Sans prendre explicitement position sur l’accord négocié entre les partenaires sociaux, et sur sa déclinaison dans la proposition de loi, Présanse, organisme représentatif des 240 services de santé au travail interentreprises, se demande pour sa part comment appliquer certaines des dispositions prévues au regard de la pénurie de médecins du travail. « L’instauration d’une visite de mi-carrière à 45 ans, certes une bonne mesure, représente 400 000 visites médicales annuelles de plus, soit l’équivalent de 200 médecins du travail », pointe Martial Brun, directeur général de Présanse. La PPL précise en effet que ces visites de mi-carrière seront assurées par des médecins du travail. « Une souplesse de la loi permettrait d’envisager l’intervention des infirmières en santé au travail, que ce soit pour les visites de mi-carrière ou même certaines visites de reprise, selon des critères à déterminer et sous l’autorité d’un médecin du travail », plaide Martial Brun.

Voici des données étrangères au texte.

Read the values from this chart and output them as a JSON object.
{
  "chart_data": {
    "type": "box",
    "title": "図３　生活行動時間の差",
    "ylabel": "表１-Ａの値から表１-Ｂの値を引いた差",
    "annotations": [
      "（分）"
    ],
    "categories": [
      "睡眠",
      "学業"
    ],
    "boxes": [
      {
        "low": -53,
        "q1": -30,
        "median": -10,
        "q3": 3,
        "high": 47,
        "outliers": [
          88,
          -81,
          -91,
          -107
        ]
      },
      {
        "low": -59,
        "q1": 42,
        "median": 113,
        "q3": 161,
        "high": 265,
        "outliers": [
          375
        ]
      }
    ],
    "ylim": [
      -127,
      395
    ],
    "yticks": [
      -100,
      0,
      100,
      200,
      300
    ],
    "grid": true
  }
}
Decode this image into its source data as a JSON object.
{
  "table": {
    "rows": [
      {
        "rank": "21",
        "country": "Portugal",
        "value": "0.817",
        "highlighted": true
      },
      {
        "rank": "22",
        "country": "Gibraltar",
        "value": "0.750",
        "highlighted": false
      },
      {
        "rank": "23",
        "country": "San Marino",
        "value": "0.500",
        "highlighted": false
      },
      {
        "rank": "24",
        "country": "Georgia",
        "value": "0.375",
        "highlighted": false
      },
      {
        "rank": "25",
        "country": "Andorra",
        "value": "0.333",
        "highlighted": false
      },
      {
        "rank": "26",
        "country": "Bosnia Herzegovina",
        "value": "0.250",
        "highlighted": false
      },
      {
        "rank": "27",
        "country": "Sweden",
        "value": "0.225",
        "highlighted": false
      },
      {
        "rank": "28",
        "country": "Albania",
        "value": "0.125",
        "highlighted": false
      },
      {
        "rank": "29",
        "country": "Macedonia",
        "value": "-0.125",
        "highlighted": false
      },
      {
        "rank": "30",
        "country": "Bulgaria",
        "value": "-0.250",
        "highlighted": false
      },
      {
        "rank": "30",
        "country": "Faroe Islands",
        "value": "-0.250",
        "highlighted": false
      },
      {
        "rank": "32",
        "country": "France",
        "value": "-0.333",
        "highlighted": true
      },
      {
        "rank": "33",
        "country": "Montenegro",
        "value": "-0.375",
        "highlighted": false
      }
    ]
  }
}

Il faut plus de médecins du travail
Présanse est d’autant plus préoccupé par l’adéquation des ressources médicales aux missions dévolues aux services de santé au travail que leur certification prendra en compte l’effectivité du service rendu. « Des mesures soutenant la démographie des médecins du travail sont nécessaires, le recours aux médecins praticiens correspondants ne peut être la seule solution », ajoute Martial Brun. Présanse demande notamment que les services puissent être considérés comme des terrains de stage pour les étudiants en médecine. Avec l’espoir sans doute de susciter des vocations.